Mengapa Ujian Sesungguhnya Belum Tiba

Menurut PANews, sikap hawkish Warsh saja belum cukup menentukan ke mana arah emas selanjutnya; yang lebih menentukan adalah apakah data ekonomi AS yang akan rilis benar-benar memvalidasi ekspektasi kenaikan suku bunga yang sudah tercermin di pasar saat ini. Jika data pertumbuhan dan inflasi ternyata melemah, aksi jual saat ini bisa dibilang berlebihan dan emas berpeluang melanjutkan penguatan seiring harapan pemangkasan suku bunga kembali menguat. Sebaliknya, jika data justru mengonfirmasi inflasi yang masih membandel, skenario suku bunga tinggi dalam waktu lama akan menjadi acuan utama, dan reli dollar-debasement emas butuh katalis baru untuk kembali bangkit.

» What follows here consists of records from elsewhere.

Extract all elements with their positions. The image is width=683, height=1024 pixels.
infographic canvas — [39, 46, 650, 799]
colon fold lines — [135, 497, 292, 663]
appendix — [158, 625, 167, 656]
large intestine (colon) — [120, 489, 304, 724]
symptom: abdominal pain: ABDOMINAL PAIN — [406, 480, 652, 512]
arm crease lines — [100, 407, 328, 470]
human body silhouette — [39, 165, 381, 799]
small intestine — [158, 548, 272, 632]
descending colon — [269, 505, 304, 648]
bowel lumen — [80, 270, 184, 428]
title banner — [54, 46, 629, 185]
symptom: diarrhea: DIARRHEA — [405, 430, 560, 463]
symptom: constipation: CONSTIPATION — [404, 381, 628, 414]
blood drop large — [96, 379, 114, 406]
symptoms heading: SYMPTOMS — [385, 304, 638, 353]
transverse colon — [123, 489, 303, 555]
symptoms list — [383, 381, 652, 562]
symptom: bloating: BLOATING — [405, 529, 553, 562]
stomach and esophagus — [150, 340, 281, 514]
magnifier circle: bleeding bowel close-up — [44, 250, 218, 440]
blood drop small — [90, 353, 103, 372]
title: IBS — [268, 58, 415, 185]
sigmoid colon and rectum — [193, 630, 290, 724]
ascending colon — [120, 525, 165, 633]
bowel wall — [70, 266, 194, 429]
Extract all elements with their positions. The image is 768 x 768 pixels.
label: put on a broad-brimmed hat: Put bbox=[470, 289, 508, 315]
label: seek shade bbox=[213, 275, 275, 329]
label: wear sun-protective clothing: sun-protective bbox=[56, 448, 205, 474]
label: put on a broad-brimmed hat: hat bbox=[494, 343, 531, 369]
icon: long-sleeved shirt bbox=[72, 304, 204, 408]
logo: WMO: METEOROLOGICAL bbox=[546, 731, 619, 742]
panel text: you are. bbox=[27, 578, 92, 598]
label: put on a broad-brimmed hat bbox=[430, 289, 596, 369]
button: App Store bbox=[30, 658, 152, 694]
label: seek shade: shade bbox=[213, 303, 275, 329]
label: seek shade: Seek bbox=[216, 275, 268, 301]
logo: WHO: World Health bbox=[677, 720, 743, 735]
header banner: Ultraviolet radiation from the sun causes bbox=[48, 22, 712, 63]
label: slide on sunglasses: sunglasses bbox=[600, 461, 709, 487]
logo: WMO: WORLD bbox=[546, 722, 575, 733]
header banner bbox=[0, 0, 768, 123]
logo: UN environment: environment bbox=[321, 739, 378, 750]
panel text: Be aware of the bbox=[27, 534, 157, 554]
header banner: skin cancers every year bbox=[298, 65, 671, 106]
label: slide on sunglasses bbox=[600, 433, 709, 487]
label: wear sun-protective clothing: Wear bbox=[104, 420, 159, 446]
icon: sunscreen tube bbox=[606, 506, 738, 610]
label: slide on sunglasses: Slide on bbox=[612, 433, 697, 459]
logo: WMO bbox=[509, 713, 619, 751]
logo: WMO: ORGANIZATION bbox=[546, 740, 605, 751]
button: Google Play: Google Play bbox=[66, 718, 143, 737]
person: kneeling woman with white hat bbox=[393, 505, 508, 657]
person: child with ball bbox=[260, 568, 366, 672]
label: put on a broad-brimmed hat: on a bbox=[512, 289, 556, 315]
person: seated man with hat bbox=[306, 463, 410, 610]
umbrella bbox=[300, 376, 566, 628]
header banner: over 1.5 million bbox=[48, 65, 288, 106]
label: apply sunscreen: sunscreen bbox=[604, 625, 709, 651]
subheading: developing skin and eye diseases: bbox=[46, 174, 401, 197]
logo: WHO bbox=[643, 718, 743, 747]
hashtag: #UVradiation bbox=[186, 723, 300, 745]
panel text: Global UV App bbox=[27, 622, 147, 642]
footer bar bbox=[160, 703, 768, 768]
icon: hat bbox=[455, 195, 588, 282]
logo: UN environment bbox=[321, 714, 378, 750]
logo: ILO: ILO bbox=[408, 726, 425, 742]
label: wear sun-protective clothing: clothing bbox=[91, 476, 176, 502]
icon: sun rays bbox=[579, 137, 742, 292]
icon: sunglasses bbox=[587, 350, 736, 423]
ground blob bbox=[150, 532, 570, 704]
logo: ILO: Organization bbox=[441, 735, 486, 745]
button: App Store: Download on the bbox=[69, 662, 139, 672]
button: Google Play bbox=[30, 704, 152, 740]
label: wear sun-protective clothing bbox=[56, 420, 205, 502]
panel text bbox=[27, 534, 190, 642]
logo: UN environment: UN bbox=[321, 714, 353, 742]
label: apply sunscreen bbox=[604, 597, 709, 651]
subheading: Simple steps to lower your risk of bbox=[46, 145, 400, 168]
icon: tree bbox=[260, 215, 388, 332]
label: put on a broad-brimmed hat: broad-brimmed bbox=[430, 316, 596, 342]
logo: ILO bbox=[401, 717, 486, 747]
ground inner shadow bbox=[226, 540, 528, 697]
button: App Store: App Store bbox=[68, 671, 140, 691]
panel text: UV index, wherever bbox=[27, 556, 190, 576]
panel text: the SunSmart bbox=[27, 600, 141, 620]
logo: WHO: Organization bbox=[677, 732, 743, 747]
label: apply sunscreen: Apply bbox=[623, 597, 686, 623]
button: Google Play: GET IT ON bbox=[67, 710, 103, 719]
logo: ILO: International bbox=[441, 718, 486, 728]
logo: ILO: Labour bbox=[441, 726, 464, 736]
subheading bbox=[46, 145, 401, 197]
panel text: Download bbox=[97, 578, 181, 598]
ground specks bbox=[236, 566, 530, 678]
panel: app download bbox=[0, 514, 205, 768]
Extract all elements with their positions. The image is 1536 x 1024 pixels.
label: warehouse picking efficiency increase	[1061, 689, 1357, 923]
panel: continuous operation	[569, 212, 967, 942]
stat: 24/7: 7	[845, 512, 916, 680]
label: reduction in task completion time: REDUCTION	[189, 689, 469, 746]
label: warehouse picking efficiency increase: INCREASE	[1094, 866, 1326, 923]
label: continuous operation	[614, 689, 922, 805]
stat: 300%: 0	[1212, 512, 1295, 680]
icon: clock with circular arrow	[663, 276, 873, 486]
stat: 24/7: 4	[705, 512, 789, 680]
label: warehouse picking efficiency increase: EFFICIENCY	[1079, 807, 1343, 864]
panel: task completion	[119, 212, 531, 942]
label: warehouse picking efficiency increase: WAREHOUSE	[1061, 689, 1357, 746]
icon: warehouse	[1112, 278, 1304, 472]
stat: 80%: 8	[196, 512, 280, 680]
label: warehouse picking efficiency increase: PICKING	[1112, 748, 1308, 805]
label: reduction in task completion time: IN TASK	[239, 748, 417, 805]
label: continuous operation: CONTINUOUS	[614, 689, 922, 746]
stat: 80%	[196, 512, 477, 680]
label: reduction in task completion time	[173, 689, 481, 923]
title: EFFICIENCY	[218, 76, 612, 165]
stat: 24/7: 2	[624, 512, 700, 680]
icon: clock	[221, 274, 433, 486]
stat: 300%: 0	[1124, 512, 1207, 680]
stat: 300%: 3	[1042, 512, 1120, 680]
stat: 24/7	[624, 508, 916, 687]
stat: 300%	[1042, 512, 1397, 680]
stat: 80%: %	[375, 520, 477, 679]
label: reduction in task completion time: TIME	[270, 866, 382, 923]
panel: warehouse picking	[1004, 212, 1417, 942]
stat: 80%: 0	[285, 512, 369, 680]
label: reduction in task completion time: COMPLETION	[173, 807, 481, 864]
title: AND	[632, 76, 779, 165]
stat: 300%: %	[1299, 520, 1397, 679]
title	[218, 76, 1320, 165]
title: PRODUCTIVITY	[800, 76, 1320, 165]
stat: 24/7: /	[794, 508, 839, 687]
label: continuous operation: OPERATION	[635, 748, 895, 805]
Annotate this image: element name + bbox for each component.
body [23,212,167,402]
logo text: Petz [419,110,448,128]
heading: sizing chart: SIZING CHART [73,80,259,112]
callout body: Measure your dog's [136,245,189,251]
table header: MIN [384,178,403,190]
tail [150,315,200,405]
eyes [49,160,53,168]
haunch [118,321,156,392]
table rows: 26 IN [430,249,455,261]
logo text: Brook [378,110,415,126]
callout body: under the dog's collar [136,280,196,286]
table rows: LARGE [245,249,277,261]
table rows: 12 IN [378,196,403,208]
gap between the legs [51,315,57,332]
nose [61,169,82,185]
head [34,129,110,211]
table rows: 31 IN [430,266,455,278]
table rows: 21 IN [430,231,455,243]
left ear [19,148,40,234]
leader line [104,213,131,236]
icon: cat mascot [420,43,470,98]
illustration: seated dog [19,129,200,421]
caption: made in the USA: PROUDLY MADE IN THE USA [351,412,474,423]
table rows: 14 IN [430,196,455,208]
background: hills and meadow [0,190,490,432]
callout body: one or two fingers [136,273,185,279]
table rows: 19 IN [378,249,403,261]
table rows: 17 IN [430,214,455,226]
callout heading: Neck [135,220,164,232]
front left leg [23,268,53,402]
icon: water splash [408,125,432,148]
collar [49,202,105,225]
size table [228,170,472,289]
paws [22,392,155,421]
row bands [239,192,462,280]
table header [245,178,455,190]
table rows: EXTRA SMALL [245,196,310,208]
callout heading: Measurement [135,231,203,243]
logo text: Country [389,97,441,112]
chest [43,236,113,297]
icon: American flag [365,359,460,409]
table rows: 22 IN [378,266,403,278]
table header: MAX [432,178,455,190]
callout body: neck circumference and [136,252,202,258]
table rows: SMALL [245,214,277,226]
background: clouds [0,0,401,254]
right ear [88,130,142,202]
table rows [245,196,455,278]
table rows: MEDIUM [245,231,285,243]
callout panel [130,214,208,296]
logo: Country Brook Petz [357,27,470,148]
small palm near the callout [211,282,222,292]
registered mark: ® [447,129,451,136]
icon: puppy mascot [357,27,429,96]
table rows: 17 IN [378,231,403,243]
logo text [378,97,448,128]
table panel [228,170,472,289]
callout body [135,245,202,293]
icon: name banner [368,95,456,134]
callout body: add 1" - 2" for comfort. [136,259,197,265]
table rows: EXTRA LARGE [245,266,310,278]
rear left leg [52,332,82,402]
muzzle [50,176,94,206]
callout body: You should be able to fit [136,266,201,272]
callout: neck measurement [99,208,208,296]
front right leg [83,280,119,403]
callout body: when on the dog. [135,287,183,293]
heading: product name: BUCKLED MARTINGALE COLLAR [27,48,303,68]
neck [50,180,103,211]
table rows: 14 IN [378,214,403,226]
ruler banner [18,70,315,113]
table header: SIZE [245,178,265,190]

Yang Perlu Diperhatikan Selanjutnya

Laporan non-farm payrolls pekan ini beserta data inflasi yang menyusul akan menjadi ujian nyata pertama untuk melihat narasi mana yang akhirnya menang. Data yang lebih kuat cenderung memvalidasi sinyal hawkish Warsh dan menekan emas lebih dalam, sementara data yang lebih lemah bisa menghidupkan kembali logika dollar-debasement yang menopang reli Agustus dan menstabilkan harga kembali di atas level $4.400.

FAQ

Seberapa dalam penurunan harga emas?
Emas spot sempat jatuh di bawah $4.400 per ounce pada 31 Agustus, setelah anjlok lebih dari 3% pada sesi sebelumnya — penurunan harian tercuram sejak 10 Juni.

Apa yang dikatakan Kevin Warsh hingga menggerakkan harga emas?
Dalam pidato pertamanya di Jackson Hole sebagai ketua Fed, Warsh menyatakan inflasi masih di atas target dan mengisyaratkan The Fed mungkin perlu menaikkan suku bunga lebih lanjut untuk menekannya.

Apa yang mendorong reli emas sebelum aksi jual ini?
Dagangan dollar-debasement yang terkait dengan program buyback obligasi Treasury, yang oleh pelaku pasar dibaca sebagai pelonggaran efektif kondisi finansial.

Apa yang menentukan arah emas selanjutnya?
Apakah data ekonomi AS mendatang, dimulai dari laporan pekerjaan pekan ini, benar-benar mendukung ekspektasi kenaikan suku bunga yang kini tercermin di pasar.